Ils semblaient tous les deux abasourdi par mon long discours, puis je me retournais face aux escaliers.
_ Bon, excusez-moi, mais j’ai une folle envie de manger des œufs, ce matin.


Skronk :

           Skronk avait beaucoup de chance d’avoir échappé à Carbunkle. Quand il reviendra à son village personne ne le croira quand il le racontera, car dans son clan les seuls qui avaient ce privilège étaient ceux qui tombaient au combat. Ce village n’est pas normal. La petite voix nasillarde qui l’accompagne depuis toujours se met à siffler dans ça tête :
« Skronk tu dois partir. La vielle dame t’a dit d’aller voir le roi. As-tu oublié le message ? Ne perds pas ton temps ici. Récupère l’or et file, et pendant que tu y es, récupère la tête du nécromancien car il se moque de toi.
_ Anusik, espèce de lutin perfide tais-toi ! La dernière fois que Skronk t’a écouté, tu n’as attiré que des ennuis à Skonk !! »
             Hurlant sur la place, complètement enivré et chancelant, il ne remarque pas Thurim Vessiel sortant de la taverne, un regard noir braqué sur lui. Quand Skronk le remarqua il lui fit un grand sourire, et toujours en pestant contre le lutin, ne sachant pas où aller, Skronk se contente de suivre le sorcier.


Tan-Klaroz :

             Sabrane s’éloigne et descend les escaliers, suivi de Farkas Tedzek tenant le talisman dans sa main. Je ne sais plus trop ce que je fais ici ni ce que je dois faire. J’ai volé ce talisman dans le seul but de me protéger, il n’a jamais marché et je l’ai rendu.
              Je suis d’ailleurs soulagé de voir que tu n’as tué personne pour prendre cet objet, qui d’ailleurs sert à se protéger, à montrer que l’utilisateur est un être plein de bon sens, et qui pense à sa survie.
             Non, je n'ai pas tué pour avoir ce talisman. Mais je ne suis pas un être plein de bon sens. Et je ne pense vraiment qu'à ma survie...
             Sabrane, quelle tête ferais-tu si jamais tu savais combien de personnes j'ai tué et comment...
             Je retourne dans ma chambre et saisis ma faux, posée sur mon lit. Je regarde l'éclat qu'elle projette en pensant à tout ce qui s'est passé avec elle. Je l'ai eu à ma naissance, jamais elle ne m'a quittée... Je l'attache dans mon dos puis descends les escaliers pour rejoindre les autres.


Thurim Vessiel :

            J'indiquais à Skronk du doigt, le chemin du palais que, même s'il était très proche, il aurait été capable de perdre. Après m'être longuement entretenu avec le propriétaire de la taverne, je m'apprêtais à me diriger moi aussi vers l'auberge afin de prendre une collation matinale bien méritée. Mais je senti non loin de moi une présence familière qui m'empêcha de procéder ainsi. Je tournai alors mon regard vers une petite alcôve que formait la jointure de deux habitations.

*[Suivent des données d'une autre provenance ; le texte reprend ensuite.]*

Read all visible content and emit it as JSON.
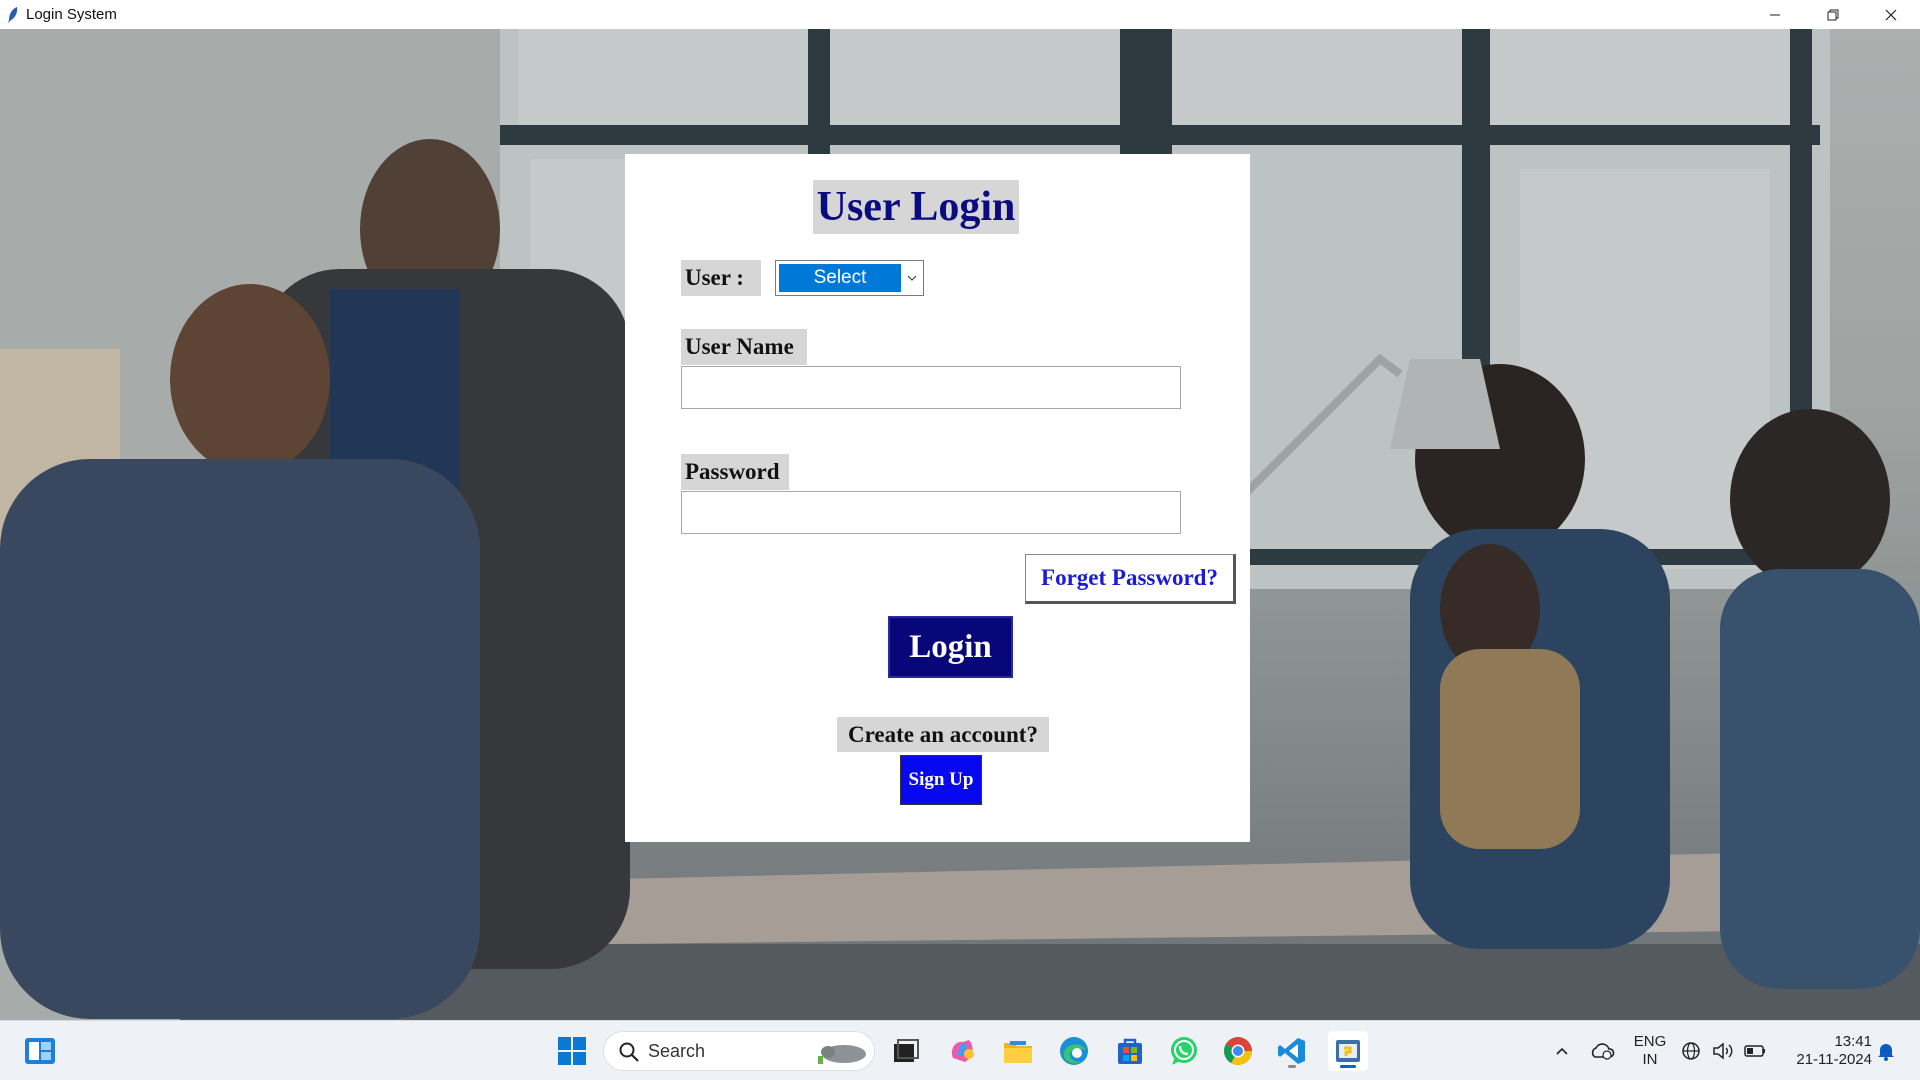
{
  "window": {
    "title": "Login System",
    "controls": [
      "minimize-icon",
      "restore-icon",
      "close-icon"
    ]
  },
  "login": {
    "heading": "User Login",
    "user_label": "User :",
    "user_select_value": "Select",
    "username_label": "User Name",
    "username_value": "",
    "password_label": "Password",
    "password_value": "",
    "forget_password": "Forget Password?",
    "login_button": "Login",
    "create_account": "Create an account?",
    "signup_button": "Sign Up"
  },
  "colors": {
    "heading_text": "#0b0b80",
    "login_button_bg": "#07077a",
    "signup_button_bg": "#0808f0",
    "select_highlight": "#0078d7",
    "forget_text": "#1a1ad8"
  },
  "taskbar": {
    "search_placeholder": "Search",
    "apps": [
      "start-icon",
      "search-icon",
      "task-view-icon",
      "copilot-icon",
      "file-explorer-icon",
      "edge-icon",
      "store-icon",
      "whatsapp-icon",
      "chrome-icon",
      "vscode-icon",
      "python-tk-icon"
    ],
    "tray": {
      "language_line1": "ENG",
      "language_line2": "IN",
      "time": "13:41",
      "date": "21-11-2024"
    }
  }
}
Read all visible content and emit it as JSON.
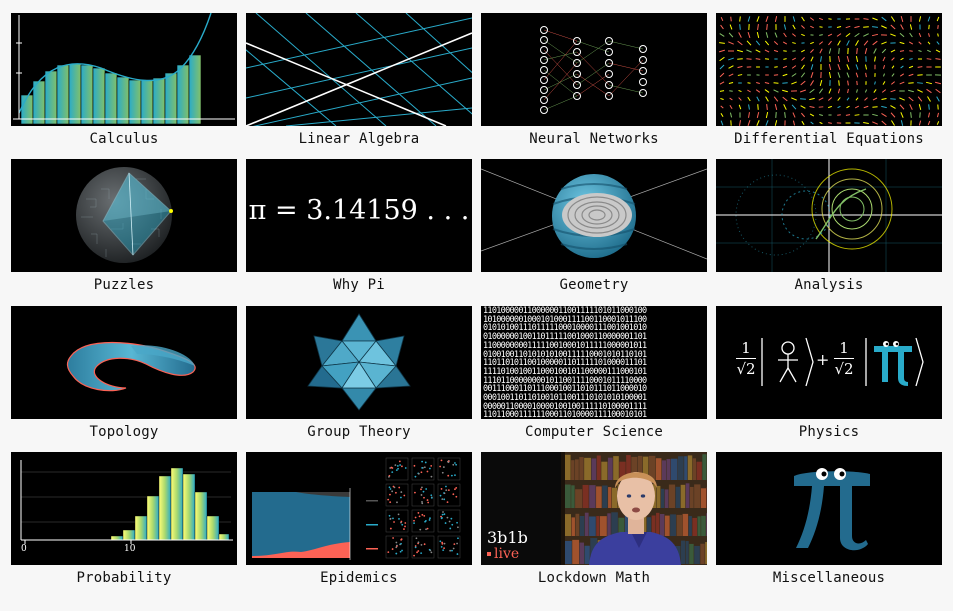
{
  "topics": [
    {
      "label": "Calculus"
    },
    {
      "label": "Linear Algebra"
    },
    {
      "label": "Neural Networks"
    },
    {
      "label": "Differential Equations"
    },
    {
      "label": "Puzzles"
    },
    {
      "label": "Why Pi"
    },
    {
      "label": "Geometry"
    },
    {
      "label": "Analysis"
    },
    {
      "label": "Topology"
    },
    {
      "label": "Group Theory"
    },
    {
      "label": "Computer Science"
    },
    {
      "label": "Physics"
    },
    {
      "label": "Probability"
    },
    {
      "label": "Epidemics"
    },
    {
      "label": "Lockdown Math"
    },
    {
      "label": "Miscellaneous"
    }
  ],
  "thumb_text": {
    "why_pi": "π = 3.14159 . . .",
    "physics_frac": "1",
    "physics_sqrt": "√2",
    "physics_plus": "+",
    "prob_tick_0": "0",
    "prob_tick_10": "10",
    "lockdown_brand": "3b1b",
    "lockdown_live": "live",
    "binary_lines": [
      "1101000001100000011001111101011000100",
      "1010000001000101000111100110001011100",
      "0101010011101111100010000111001001010",
      "0100000010011011111001000110000001101",
      "1100000000111110010001011111000001011",
      "0100100110101010100111110001010110101",
      "1101101011001000001101111101000011101",
      "1111010010011000100101100000111000101",
      "1110110000000010110011110001011110000",
      "0011100011011100010011010111011000010",
      "0001001101101001011001110101010100001",
      "0000011000010000100100111110100001111",
      "1101100011111100011010000111100010101"
    ]
  },
  "colors": {
    "background": "#f7f7f7",
    "thumb_bg": "#000000",
    "blue": "#29abca",
    "teal": "#236b8e",
    "yellow": "#ffff00",
    "green": "#83c167",
    "red": "#fc6255",
    "label": "#111111"
  }
}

J'aperçus ladite personne dont je venais de sentir l'aura dans ce petit coin sombre ; nos ennemis ayant beaucoup d'informateurs avisés, peut être même dans cette cité, il valait mieux rester prudent. Je choisi un moment où la rue fut déserte, un instant pour aller à la rencontre de mon mystérieux interlocuteur, un elfe, mais pas un elfe de cette ville.
            Il portait un bâton de mage avec, tout comme moi, une boule de verre fixée au bout portant les symboles de l'Académie. Il portait une longue et large robe bleu azur sans capuche, laissant voir son visage paraissant aussi jeune que le mien, mais il avait le crâne rasé de près.
« Bonjour, Enir _ équivalant de "seigneur" en terme de présentation _ Vessiel, il semblerait que vous ayez passé une bonne nuit, même après ce que vous nous avez...
_ Il suffit, Yanoc ! L’interrompis-je. Si le clairvoyant Archimage vous a envoyé à ma rencontre dans un tel lieu, que je croyais pourtant hors de portée de l'Académie, ça n'est certainement pas pour palabrer inutilement ! Venez-en à ce qui me vaut votre visite !
_ Comme il vous siéra, cher Thurim. Me répondit-il sur un ton légèrement agacé. Le Clairvoyant Trébonius a reçu votre dernier rapport de mission, qui fut vraiment fort intéressant. Mais il pense que nous devrions modifier quelque peu vos ordres de mission !
_ Mes ordres de mission ? Jusqu'à preuve du contraire, cher messager ignorant, je n'ai reçu que pour seul ordre avant mon départ, de retrouver ce jeune homme que l'on nomme Tan-Klaroz. Je n'ai même, en fait, point reçu "d'ordre" tel que l'on peut en appeler ainsi.
_ Et bien, certaines choses doivent changer, ô grand sorcier !
              Il sortit de sous sa robe un parchemin fin de grande qualité comme l'Ordre des Arcanes en avait le secret, il me le tendit.
_ Voici donc vos "ordres réels" de mission, Thurim Vessiel !
             Je pris des mains ce fin papier, je le déroulai et le lus attentivement, après avoir jeté un dernier regard autour de moi afin de m'assurer que des regards indiscrets ne nous surveillaient point. Lorsque je finis la lecture du document, j'eus une soudaine envie de la jeter à la figure du messager, accompagné d’une chaîne d'éclair.
_ L'Archimage se fiche-t-il donc de moi ?! Je ne suis pas un vulgaire mercenaire que l'on envoie effectuer les basses besognes !!
             Il était rare que je perde mon calme, mais le contenu de cette missive m'aurait fait bondir si j'eus été assis.
_ Surveillez vos propos, Enir ! Sachez qu'un ordre du vénéré Archimage, est une priorité pour la richesse occulte et culturelle de l'Académie. Notre Ordre se charge de projets aussi diverses qu'éducation, enseignement...
_ Je sais tout cela ! Mais il y a d'autre moyen de procédé, cela ne ressemble pas aux méthodes de notre brillante enseigne !
_ Alors pensez à votre rang, enir Vessiel ! Ignorer un ordre venant d'en haut ou refuser d'y obéir est passible de rétrogradation, voir pire...
           Il m'attaquait à un point sensible, je ne pus faire autrement devant lui que de me résigner.
_ Que le vénérable Archimage me laisse le temps qu'il faudra pour accomplir cette nouvelle mission !
_ Heureux de vous entendre parler ainsi, Enir ! Continuez aussi à nous envoyer vos rapports via connexion mentale collective. Je tâcherais de convaincre le vénérable Trébonius de vous laisser tout le temps nécessaire à l'exécution de votre mission ! Que la bénédiction des Dieux vous accompagne. »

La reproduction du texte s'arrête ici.